We arrive into the Vava’u group at 2100hrs and enter anchorage in front of Neiafu at 2230hr. It’s raining and squalling when we anchor but the crew break out in song lead by Tuatagaloa Joe with his ukulele and guitar till 0100hrs.
End entry. (Yawn)

Log Book 09/08/10 to 12/08/10
Crew: Marc, Ewan, John, Waine, Fani, Fa’apau, Koleni, Siaosi, Kalolo, Senio, Tuafale, Ioe, Ieremia, Billi, Fa’aleaga.

Guest: Iren, Spainish (captain of Newromancer yacht), Tibault, French (first mate of Newromancer).

We have been sailing between the Vava’u group islands and it is a sailors paradise. There is always shelter which is open to the wind but protected from deep ocean swell - it is a sailors cherry on the cake. We have been spending our time getting to know the locals of Neiafu, training, and building team sprit within the crew.
We’ve been repetitively practicing manoeuvres such as tacking, man over board, coastal navigation, and anchoring drills.The training has been tough, useful, and well worth it. Definitely a great place for training.
End entry

Log Book 13/08/10
Crew: Marc, James, Ewan, John, Waine, Fani, Fa’apau, Koleni, Siaosi, Kalolo, Senio, Tuafale, Ioe, Ieremia, Billi, Fa’aleaga.
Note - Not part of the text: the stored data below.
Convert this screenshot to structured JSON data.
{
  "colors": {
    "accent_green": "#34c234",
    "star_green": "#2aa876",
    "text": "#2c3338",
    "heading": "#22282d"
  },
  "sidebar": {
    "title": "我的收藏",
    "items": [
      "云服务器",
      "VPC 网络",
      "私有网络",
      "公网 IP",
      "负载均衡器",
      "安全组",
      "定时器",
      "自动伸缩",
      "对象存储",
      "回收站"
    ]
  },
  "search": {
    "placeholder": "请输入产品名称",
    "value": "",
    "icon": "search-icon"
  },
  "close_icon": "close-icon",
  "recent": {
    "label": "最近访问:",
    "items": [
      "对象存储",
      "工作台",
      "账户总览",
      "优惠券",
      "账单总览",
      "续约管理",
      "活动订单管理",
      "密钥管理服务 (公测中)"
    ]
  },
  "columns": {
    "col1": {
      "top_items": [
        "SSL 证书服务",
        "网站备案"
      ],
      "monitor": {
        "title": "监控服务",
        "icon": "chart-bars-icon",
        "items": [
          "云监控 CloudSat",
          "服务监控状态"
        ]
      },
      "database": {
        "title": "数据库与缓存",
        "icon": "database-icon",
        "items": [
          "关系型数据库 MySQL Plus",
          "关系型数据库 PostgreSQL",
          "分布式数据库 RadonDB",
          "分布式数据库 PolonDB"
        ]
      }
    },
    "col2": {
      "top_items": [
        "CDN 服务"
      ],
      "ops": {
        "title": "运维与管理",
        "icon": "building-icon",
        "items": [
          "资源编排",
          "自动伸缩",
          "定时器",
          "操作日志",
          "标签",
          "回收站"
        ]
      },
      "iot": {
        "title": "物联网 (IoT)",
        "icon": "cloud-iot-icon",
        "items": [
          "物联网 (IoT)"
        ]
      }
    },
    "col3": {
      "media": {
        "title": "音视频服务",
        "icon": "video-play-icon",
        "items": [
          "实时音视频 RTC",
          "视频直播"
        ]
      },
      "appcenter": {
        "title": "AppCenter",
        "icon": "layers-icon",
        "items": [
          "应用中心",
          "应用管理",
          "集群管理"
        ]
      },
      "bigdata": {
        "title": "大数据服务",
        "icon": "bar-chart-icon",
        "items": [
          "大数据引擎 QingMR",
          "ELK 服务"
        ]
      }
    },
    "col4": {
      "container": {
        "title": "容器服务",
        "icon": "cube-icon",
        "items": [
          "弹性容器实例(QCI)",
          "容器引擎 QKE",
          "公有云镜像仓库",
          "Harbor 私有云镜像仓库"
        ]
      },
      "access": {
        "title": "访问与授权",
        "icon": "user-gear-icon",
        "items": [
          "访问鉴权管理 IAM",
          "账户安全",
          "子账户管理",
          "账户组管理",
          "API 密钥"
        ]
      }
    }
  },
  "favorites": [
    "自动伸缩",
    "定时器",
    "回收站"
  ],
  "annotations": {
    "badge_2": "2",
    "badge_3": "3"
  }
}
If you are the superstitious type then this entry might feel a little scary because it is Friday the 13th and we are setting sail to return home to Samoa. We are joined by another crew member and secretary of the Samoa Voyaging Society James Atherton on the journey home.
We depart Neiafu leaving behind two crew members of Gaualofa to work on board va’a Hine Moana undertaking whale watching trips to increase training and experience.
It is said that the most important part of the day is breakfast so what better way to start Friday the 13th than a hearty breakfast of crepes, cinnamon buns, and coffee with our Tongan friends and colleagues from Hine Moana. After Breakfast we farewell our friends, then kick them off our va’a, and set sail around Neiafu to farewell everyone before heading towards Afi ava from there we set our heading North North East towards Samoa.
End entry.

Log Book 14/08/10
Crew: Marc, James, Ewan, John, Waine, Fani, Fa’apau, Koleni, Siaosi, Kalolo, Senio, Tuafale, Ioe, Ieremia, Billi, Fa’aleaga.

We arrive into Samoa anchoring in Apia after passing the international dateline experiencing Friday the 13th twice and a 40 hour trip travelling at an average speed of eight knots.
It’s great to be back and we are welcomed back with a warm and delicious dinner prepared by the society, family, and supporters.